Long post ahead, but any input would be greatly appreciated, very much.

About 5 months ago I swapped my head out, but I ordered the wrong one and needed to get going ASAP, so I went ahead with it.

I had a D16Y8 Vtec engine, but ordered a D16Y7 head, all went well, except the Vtec unit simply got plugged into wires and dangled instead of actually bolting to the head (as there was no spot for it on the Y7).

Driving was perfect, nothing wrong at all and no check engine for 5 months or so, but now, I have one, a nasty one. It may not be related to that, but could very well be.

Now the check is on and it blinks when idleing, while idleing the engine feels rough as well, too much shaking. Driving normal RPM range, engine feels fine and there is only a solid check.

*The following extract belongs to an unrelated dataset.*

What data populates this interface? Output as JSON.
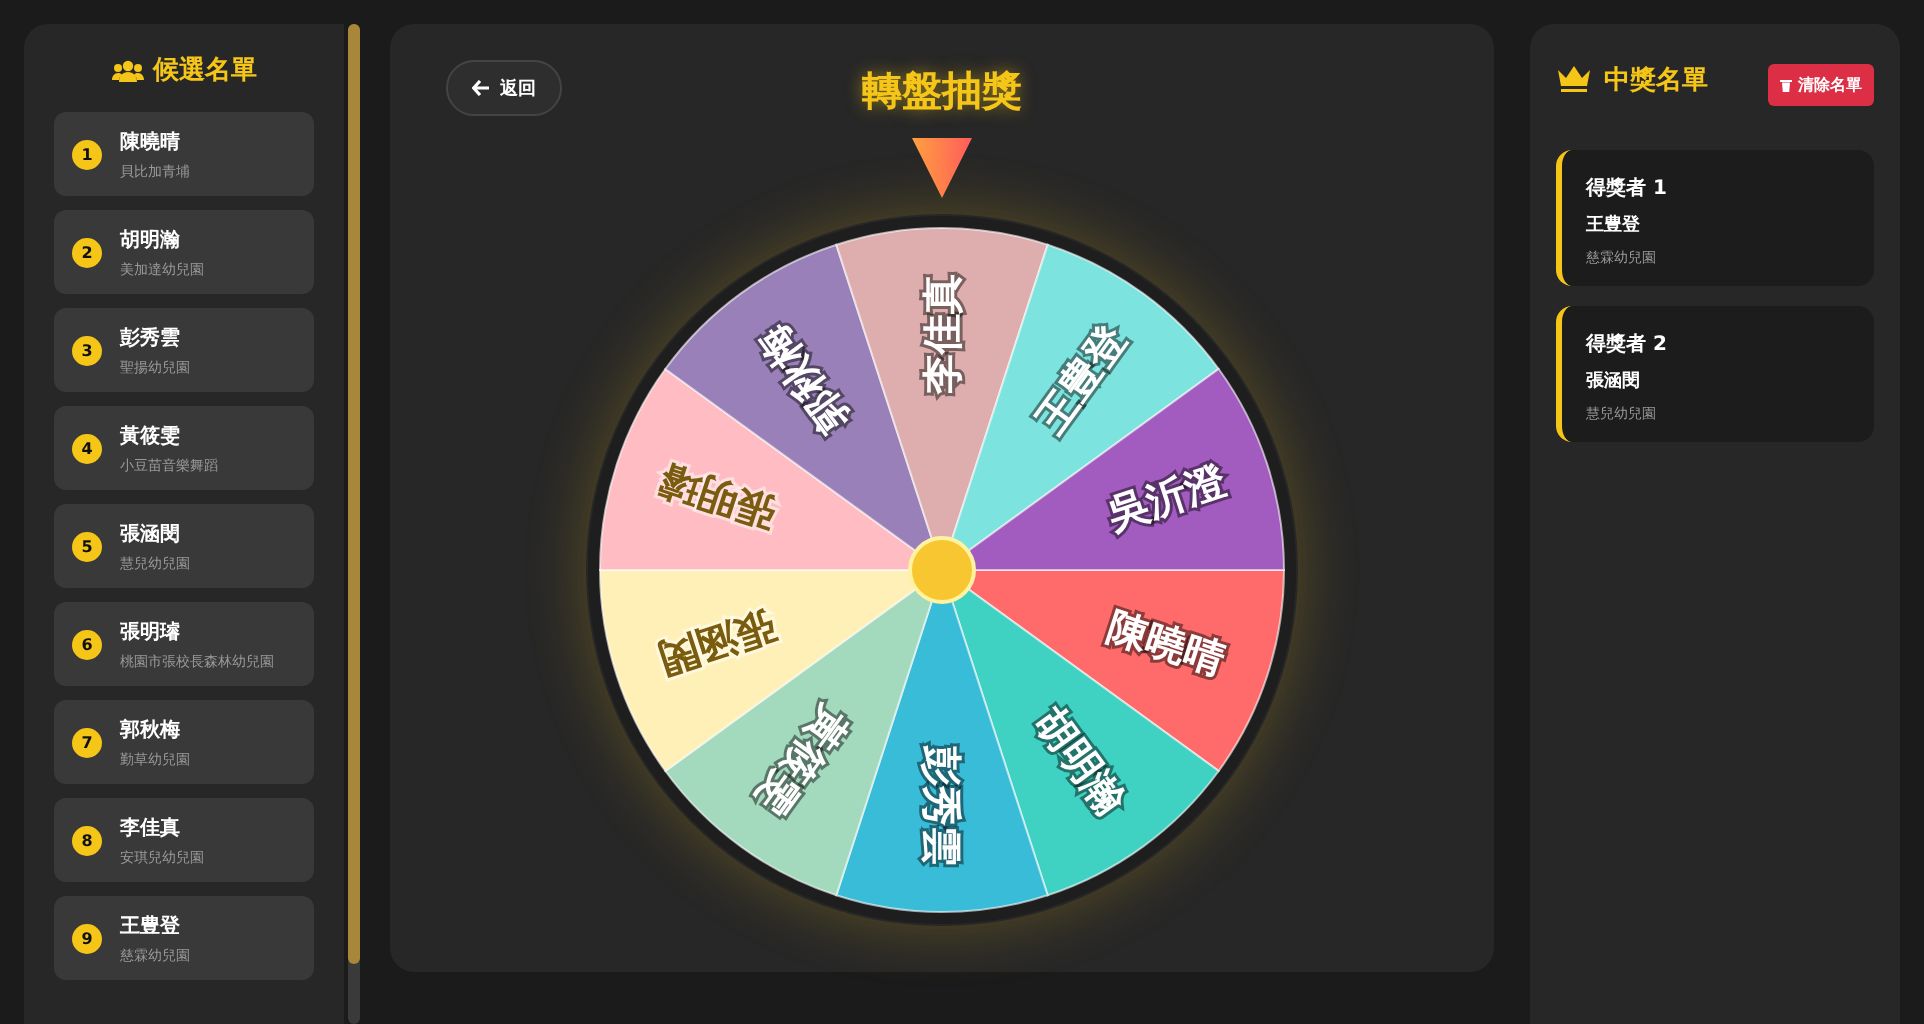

The other problem, after driving for some time, randomly, as far as I can tell the gas pedal begins to have an issue (this happens sometimes, sometimes it doesnt...very random) for the first bit of pushing the pedal down nothing happens while driving, untill I get to a certain point where the fuel connects and it jolts or kicks, but if I go below this wierd threshold, it wont do anything. Did I explain that well enough for you guys? There is simply a threshold required for the gas pedal to trigger any action, wierd, happens in all gears(I have a 5speed).

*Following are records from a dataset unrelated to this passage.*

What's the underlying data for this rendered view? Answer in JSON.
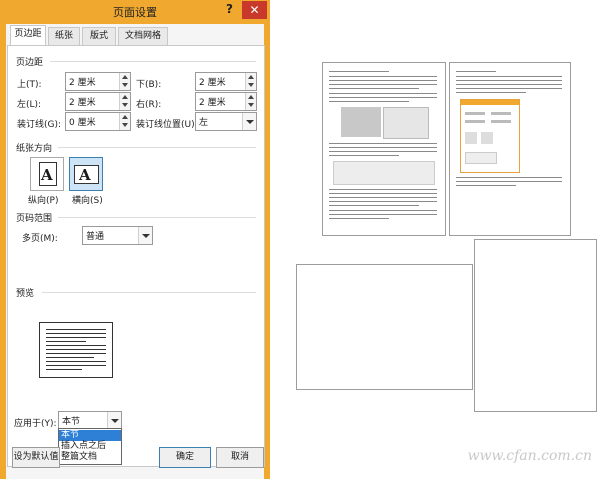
{
  "dialog": {
    "title": "页面设置",
    "help": "?",
    "close": "✕",
    "tabs": [
      "页边距",
      "纸张",
      "版式",
      "文档网格"
    ],
    "margins": {
      "section": "页边距",
      "top_label": "上(T):",
      "top": "2 厘米",
      "bottom_label": "下(B):",
      "bottom": "2 厘米",
      "left_label": "左(L):",
      "left": "2 厘米",
      "right_label": "右(R):",
      "right": "2 厘米",
      "gutter_label": "装订线(G):",
      "gutter": "0 厘米",
      "gutter_pos_label": "装订线位置(U):",
      "gutter_pos": "左"
    },
    "orientation": {
      "section": "纸张方向",
      "portrait": "纵向(P)",
      "landscape": "横向(S)",
      "glyph": "A",
      "selected": "landscape"
    },
    "pages": {
      "section": "页码范围",
      "multi_label": "多页(M):",
      "multi_value": "普通"
    },
    "preview": {
      "section": "预览"
    },
    "apply": {
      "label": "应用于(Y):",
      "value": "本节",
      "options": [
        "本节",
        "插入点之后",
        "整篇文档"
      ],
      "highlighted": 0
    },
    "buttons": {
      "set_default": "设为默认值",
      "ok": "确定",
      "cancel": "取消"
    }
  },
  "watermark": "www.cfan.com.cn",
  "colors": {
    "title_bar": "#f0a92e",
    "close": "#c8392b",
    "highlight": "#2d80d6"
  }
}
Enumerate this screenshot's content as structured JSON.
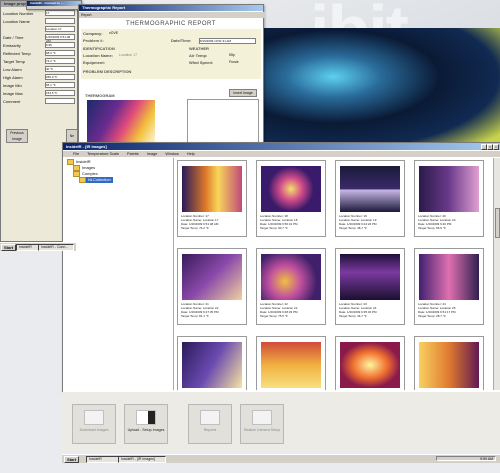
{
  "background_text": "ibit",
  "left_panel": {
    "title": "Image properties",
    "fields": [
      {
        "label": "Location Number",
        "value": "17"
      },
      {
        "label": "Location Name",
        "value": ""
      },
      {
        "label": "",
        "value": "Location 17"
      },
      {
        "label": "Date / Time",
        "value": "1/20/2009 6:51:48 AM"
      },
      {
        "label": "Emissivity",
        "value": "0.95"
      },
      {
        "label": "Reflected Temp",
        "value": "68.0 °F"
      },
      {
        "label": "Target Temp",
        "value": "74.2 °F"
      },
      {
        "label": "Low Alarm",
        "value": "40 °F"
      },
      {
        "label": "High Alarm",
        "value": "266.0 °F"
      },
      {
        "label": "Image Min",
        "value": "66.1 °F"
      },
      {
        "label": "Image Max",
        "value": "153.5 °F"
      },
      {
        "label": "Comment",
        "value": ""
      }
    ],
    "prev_button": "Previous Image",
    "next_button": "Ne"
  },
  "report_window": {
    "title": "Thermographic Report",
    "menu": "Report",
    "heading": "THERMOGRAPHIC REPORT",
    "company_label": "Company:",
    "company_value": "xOVE",
    "problem_label": "Problem #:",
    "datetime_label": "Date/Time:",
    "datetime_value": "5/10/2009 10:51:31 AM",
    "identification": "IDENTIFICATION",
    "weather": "WEATHER",
    "location_name_label": "Location Name:",
    "location_name_value": "Location 17",
    "air_temp_label": "Air Temp:",
    "air_temp_value": "55p",
    "equipment_label": "Equipment:",
    "wind_label": "Wind Speed:",
    "wind_value": "Frosie",
    "problem_desc": "PROBLEM DESCRIPTION",
    "thermogram": "THERMOGRAM",
    "insert_image": "Insert Image"
  },
  "back_window_title": "InsideIR - Connect to ...",
  "main_window": {
    "title": "InsideIR - [IR Images]",
    "menu": [
      "File",
      "Temperature Scale",
      "Palette",
      "Image",
      "Window",
      "Help"
    ],
    "tree": {
      "root": "InsideIR",
      "items": [
        "Images",
        "Complex",
        "NLCollection"
      ]
    },
    "thumbs": [
      {
        "number": "Location Number: 17",
        "name": "Location Name: Location 17",
        "date": "Date: 1/20/2009 6:51:48 AM",
        "temp": "Target Temp: 74.2 °F"
      },
      {
        "number": "Location Number: 18",
        "name": "Location Name: Location 18",
        "date": "Date: 1/20/2009 6:50:31 PM",
        "temp": "Target Temp: 90.7 °F"
      },
      {
        "number": "Location Number: 19",
        "name": "Location Name: Location 19",
        "date": "Date: 1/20/2009 6:44:22 PM",
        "temp": "Target Temp: 48.7 °F"
      },
      {
        "number": "Location Number: 20",
        "name": "Location Name: Location 20",
        "date": "Date: 1/20/2009 6:40 PM",
        "temp": "Target Temp: 56.9 °F"
      },
      {
        "number": "Location Number: 21",
        "name": "Location Name: Location 22",
        "date": "Date: 1/20/2009 6:47:35 PM",
        "temp": "Target Temp: 81.1 °F"
      },
      {
        "number": "Location Number: 22",
        "name": "Location Name: Location 22",
        "date": "Date: 1/20/2009 6:48:33 PM",
        "temp": "Target Temp: 75.5 °F"
      },
      {
        "number": "Location Number: 23",
        "name": "Location Name: Location 24",
        "date": "Date: 1/20/2009 6:35:32 PM",
        "temp": "Target Temp: 46.7 °F"
      },
      {
        "number": "Location Number: 24",
        "name": "Location Name: Location 25",
        "date": "Date: 1/20/2009 6:51:17 PM",
        "temp": "Target Temp: 28.7 °F"
      },
      {
        "number": "",
        "name": "",
        "date": "",
        "temp": ""
      },
      {
        "number": "",
        "name": "",
        "date": "",
        "temp": ""
      },
      {
        "number": "",
        "name": "",
        "date": "",
        "temp": ""
      },
      {
        "number": "",
        "name": "",
        "date": "",
        "temp": ""
      }
    ]
  },
  "bottom_buttons": [
    {
      "label": "Download Images"
    },
    {
      "label": "Upload - Setup Images"
    },
    {
      "label": "Reports"
    },
    {
      "label": "Realize Camera Setup"
    }
  ],
  "taskbar_top": {
    "start": "Start",
    "items": [
      "InsideIR",
      "InsideIR - Conn..."
    ]
  },
  "taskbar_bottom": {
    "start": "Start",
    "items": [
      "InsideIR",
      "InsideIR - [IR Images]"
    ],
    "clock": "9:50 AM"
  }
}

I checked codes at autozone, Random cylinder misfires detected, Multiple cylinder misfires, Cylinder 2 misfire detected. I have changed the plugs, wires, cap rotor and airfilter.

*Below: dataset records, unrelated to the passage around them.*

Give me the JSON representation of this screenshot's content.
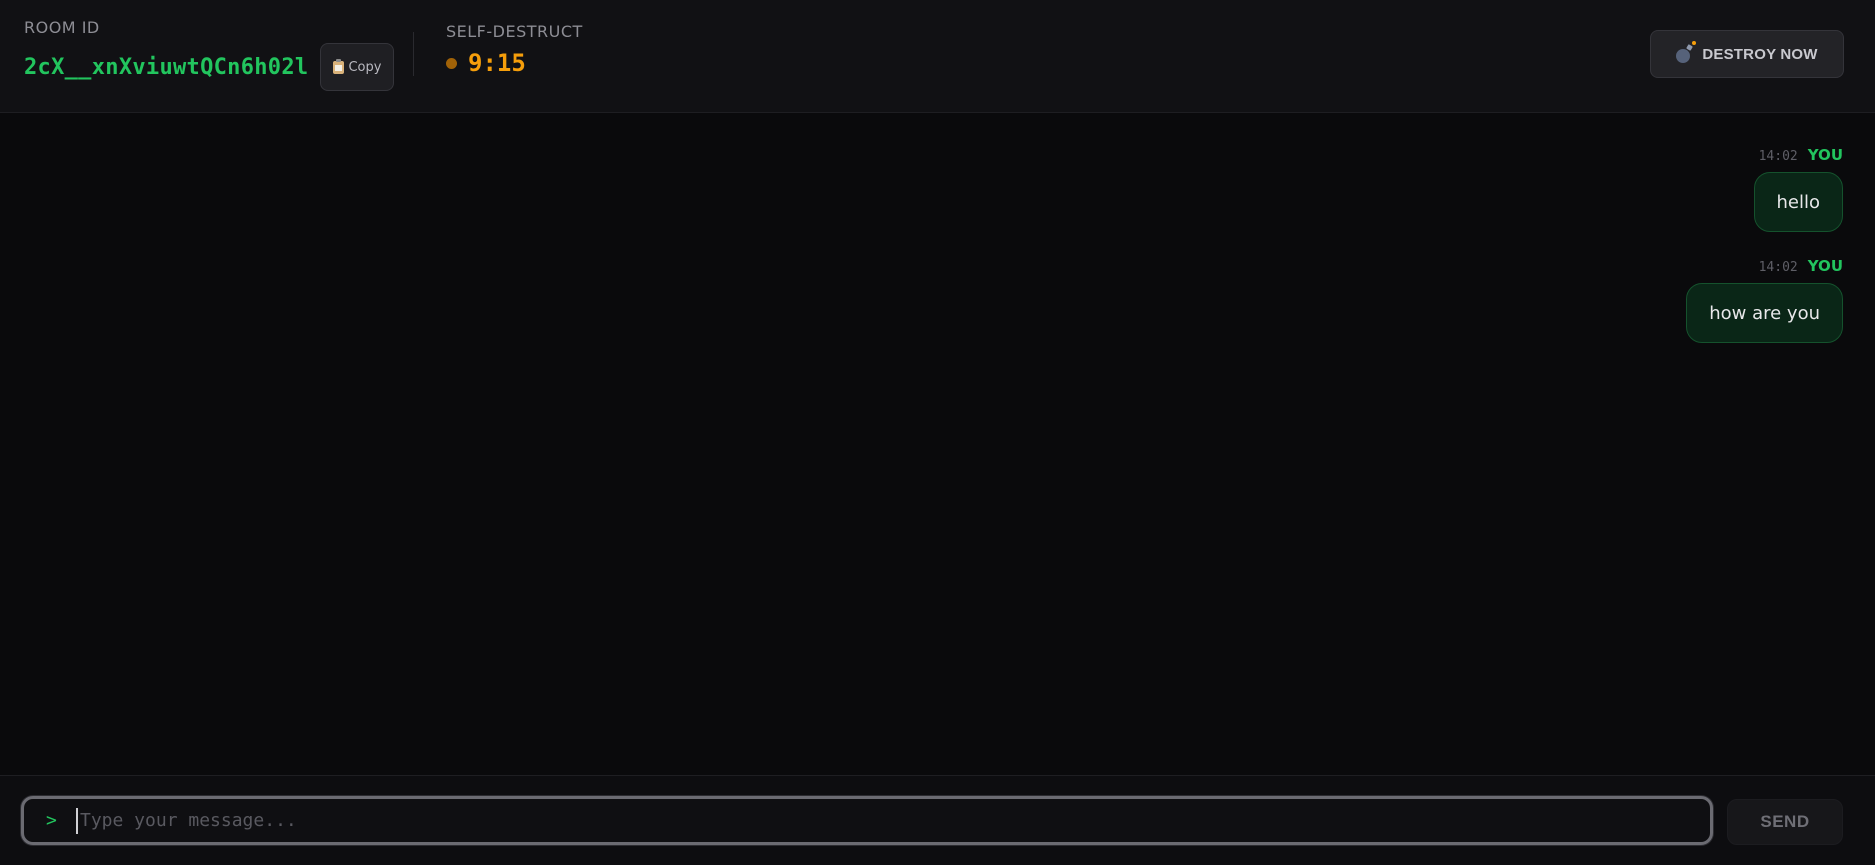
{
  "header": {
    "room_label": "ROOM ID",
    "room_id": "2cX__xnXviuwtQCn6h02l",
    "copy_label": "Copy",
    "self_destruct_label": "SELF-DESTRUCT",
    "timer": "9:15",
    "destroy_label": "DESTROY NOW"
  },
  "messages": [
    {
      "time": "14:02",
      "sender": "YOU",
      "text": "hello"
    },
    {
      "time": "14:02",
      "sender": "YOU",
      "text": "how are you"
    }
  ],
  "composer": {
    "prompt": ">",
    "placeholder": "Type your message...",
    "value": "",
    "send_label": "SEND"
  },
  "icons": {
    "copy": "clipboard-icon",
    "destroy": "bomb-icon",
    "timer": "status-dot-icon"
  },
  "colors": {
    "accent_green": "#22c55e",
    "timer_amber": "#f59e0b",
    "background": "#0a0a0c",
    "bubble_bg": "#0a2617"
  }
}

Could this be tied to the head cylinder swap? If you think so, should I take action to fully convert my engine to the D16Y7? If so what other things would I want to replace other than the ECU???? IAC????

If you don't think this is tied to the head swap, what do you think may be at fault?

Oh I checked the cylinders by eye and feel when doing the swap, everything looks pretty good, I didnt notice anything out of the ordinary.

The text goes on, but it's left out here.